Saturday, October 27, 2012

A future disaster


I'm reading about all these meteorologists freaking out and running out of expletives and generally losing their marbles. But they are actually just looking at computer output. So far all we've got is a minimal late season hurricane that did the usual damage to places that are all too used to it. At this point they blow out to sea. But not this time: it's going to blow up into the biggest, baddest storm of all time and plow into the most densely populated region of the United States. We'll have no electricity for weeks, the streets will all be blocked, and the coastlines all under water.

I hope they're wrong but I believe them. It's strange though: on the one hand, they say this situation is completely unprecedented, it's never happened before; yet they are absolutely certain of their computer models. It's as though this has already happened, now we just need to experience it.
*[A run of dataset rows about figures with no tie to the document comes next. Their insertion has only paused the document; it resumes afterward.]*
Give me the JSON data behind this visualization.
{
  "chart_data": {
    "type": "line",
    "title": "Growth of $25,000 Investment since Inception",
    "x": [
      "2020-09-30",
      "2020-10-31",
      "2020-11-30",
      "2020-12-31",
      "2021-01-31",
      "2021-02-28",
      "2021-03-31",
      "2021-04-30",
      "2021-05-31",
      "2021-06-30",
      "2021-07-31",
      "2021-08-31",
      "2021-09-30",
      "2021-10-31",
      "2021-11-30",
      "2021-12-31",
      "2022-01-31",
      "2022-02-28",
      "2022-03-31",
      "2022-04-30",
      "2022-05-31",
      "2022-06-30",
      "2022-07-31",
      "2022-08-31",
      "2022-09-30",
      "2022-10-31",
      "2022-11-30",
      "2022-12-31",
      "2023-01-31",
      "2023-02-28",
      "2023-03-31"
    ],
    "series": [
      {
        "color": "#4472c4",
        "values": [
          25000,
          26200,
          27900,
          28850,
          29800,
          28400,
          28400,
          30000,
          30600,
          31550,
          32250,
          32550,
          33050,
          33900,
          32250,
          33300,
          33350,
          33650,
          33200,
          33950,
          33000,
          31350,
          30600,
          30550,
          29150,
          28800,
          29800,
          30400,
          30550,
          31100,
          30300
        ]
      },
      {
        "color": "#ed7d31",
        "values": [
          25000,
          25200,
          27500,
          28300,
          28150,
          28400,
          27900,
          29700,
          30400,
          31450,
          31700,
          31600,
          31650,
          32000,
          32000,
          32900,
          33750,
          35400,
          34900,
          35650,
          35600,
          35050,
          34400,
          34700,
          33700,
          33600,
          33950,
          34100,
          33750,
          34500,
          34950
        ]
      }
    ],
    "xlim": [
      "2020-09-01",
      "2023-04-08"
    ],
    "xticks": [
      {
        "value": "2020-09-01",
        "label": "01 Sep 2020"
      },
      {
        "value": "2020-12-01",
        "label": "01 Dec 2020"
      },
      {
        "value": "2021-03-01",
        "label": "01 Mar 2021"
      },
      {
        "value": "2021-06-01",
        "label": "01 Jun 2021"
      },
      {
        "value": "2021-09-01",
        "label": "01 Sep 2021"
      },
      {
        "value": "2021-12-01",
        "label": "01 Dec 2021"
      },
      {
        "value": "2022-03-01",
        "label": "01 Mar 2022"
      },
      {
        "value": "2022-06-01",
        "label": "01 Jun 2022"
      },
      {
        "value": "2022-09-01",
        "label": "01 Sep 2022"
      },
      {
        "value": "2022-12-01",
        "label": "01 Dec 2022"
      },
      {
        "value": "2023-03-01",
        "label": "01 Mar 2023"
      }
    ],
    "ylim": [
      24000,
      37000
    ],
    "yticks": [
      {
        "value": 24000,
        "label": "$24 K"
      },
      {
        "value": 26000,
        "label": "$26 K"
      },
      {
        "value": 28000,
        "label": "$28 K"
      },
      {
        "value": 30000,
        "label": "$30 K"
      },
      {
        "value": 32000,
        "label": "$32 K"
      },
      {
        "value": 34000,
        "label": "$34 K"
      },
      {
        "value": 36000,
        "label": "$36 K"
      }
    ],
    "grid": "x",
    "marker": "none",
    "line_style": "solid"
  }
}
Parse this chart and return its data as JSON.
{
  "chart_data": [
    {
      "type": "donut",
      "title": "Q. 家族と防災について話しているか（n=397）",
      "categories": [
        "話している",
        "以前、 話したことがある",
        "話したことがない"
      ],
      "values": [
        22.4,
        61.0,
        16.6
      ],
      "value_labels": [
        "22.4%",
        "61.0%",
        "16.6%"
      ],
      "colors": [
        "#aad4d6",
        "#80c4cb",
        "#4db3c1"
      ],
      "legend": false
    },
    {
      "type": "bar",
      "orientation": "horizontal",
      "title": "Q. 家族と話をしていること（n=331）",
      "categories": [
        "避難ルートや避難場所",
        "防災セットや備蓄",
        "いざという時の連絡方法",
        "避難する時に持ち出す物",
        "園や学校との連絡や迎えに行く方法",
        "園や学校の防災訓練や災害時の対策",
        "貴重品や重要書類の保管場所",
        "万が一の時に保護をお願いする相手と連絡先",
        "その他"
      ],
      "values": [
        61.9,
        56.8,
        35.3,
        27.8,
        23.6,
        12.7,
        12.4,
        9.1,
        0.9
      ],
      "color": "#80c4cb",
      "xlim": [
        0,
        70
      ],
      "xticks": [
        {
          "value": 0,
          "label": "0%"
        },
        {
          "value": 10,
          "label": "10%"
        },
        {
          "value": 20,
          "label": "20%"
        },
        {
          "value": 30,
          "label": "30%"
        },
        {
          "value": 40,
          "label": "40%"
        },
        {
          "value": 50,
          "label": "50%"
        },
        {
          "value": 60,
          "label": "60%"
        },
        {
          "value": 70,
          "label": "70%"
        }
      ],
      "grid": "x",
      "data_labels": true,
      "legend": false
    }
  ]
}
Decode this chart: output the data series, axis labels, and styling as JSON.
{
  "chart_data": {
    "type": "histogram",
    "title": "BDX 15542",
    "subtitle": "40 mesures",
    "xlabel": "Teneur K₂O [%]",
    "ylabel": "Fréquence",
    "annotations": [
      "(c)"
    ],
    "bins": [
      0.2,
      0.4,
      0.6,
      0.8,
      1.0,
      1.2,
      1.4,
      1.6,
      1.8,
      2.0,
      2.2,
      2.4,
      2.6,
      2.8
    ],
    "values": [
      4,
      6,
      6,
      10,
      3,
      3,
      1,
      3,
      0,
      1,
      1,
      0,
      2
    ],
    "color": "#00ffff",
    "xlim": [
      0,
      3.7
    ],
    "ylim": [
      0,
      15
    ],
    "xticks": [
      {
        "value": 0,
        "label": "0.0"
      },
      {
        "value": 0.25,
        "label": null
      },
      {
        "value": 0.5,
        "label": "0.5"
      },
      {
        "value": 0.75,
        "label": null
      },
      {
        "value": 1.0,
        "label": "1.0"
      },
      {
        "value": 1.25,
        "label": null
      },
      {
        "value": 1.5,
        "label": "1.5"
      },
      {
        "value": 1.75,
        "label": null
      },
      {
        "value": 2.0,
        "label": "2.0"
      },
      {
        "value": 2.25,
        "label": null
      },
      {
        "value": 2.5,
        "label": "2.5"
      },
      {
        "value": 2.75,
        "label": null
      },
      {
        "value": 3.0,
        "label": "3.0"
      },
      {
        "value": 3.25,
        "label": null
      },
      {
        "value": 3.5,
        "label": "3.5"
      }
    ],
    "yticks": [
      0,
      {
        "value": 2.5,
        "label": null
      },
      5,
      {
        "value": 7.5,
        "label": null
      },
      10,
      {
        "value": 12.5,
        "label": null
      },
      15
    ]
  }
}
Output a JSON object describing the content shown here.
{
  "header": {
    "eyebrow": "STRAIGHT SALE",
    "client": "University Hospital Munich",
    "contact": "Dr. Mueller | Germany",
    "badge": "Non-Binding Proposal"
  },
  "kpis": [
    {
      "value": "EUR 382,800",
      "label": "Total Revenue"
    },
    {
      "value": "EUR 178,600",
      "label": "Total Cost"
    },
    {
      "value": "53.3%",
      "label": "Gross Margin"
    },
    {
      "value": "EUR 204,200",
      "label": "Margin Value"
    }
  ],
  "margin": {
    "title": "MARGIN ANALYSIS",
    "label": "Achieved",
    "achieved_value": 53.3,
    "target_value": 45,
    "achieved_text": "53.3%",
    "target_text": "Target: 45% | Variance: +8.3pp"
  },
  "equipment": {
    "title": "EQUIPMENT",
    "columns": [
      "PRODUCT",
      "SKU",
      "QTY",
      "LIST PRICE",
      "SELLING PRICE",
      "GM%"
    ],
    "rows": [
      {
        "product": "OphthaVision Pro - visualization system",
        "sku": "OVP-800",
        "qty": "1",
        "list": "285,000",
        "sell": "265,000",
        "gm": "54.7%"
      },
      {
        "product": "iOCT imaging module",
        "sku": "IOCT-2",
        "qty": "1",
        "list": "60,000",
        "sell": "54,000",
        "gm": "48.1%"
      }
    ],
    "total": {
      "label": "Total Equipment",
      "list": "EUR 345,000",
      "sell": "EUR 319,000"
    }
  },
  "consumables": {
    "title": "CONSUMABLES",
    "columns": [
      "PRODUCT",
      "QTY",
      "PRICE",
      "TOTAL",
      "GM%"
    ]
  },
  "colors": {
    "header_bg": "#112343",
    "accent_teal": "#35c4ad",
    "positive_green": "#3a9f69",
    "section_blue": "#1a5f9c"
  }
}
Think how strange this is in all of human history. Even twenty years ago I doubt such a definite forecast would be possible. Indeed, they would probably not have been able to forecast that the storm would hit the east coast at all until shortly before it happened. One hundred years ago, no-one would have had the least warning until the thing happened. On the other hand, it wouldn't have mattered so much. There was no electricity out here until the twenties. People would have hunkered down for a day or two and then gotten on with their lives. (Not so fortunate those along the coast, of course.) That the disaster will be so widespread wouldn't have mattered so much either. (You see how I'm getting my tenses all twisted, and there's no way to untwist them in a world where the future is already history.) The geography wasn't so connected, the economy was mostly local and, obviously, nobody thought of driving 30 miles to work every day or 12 miles to the store.

A world where such an event is commonplace -- assuming it does indeed happen -- will be very different from the one I've been living in. But now two years in a row we've had to endure this, and one wonders whether we can continue to bear the expense of rebuilding and endure the losses and disruption. At least the folly of denial will finally be expunged.


1 comment:

  1. I love that last bit of hopefulness at the end of this post... "at least the folly of denial will finally be expunged."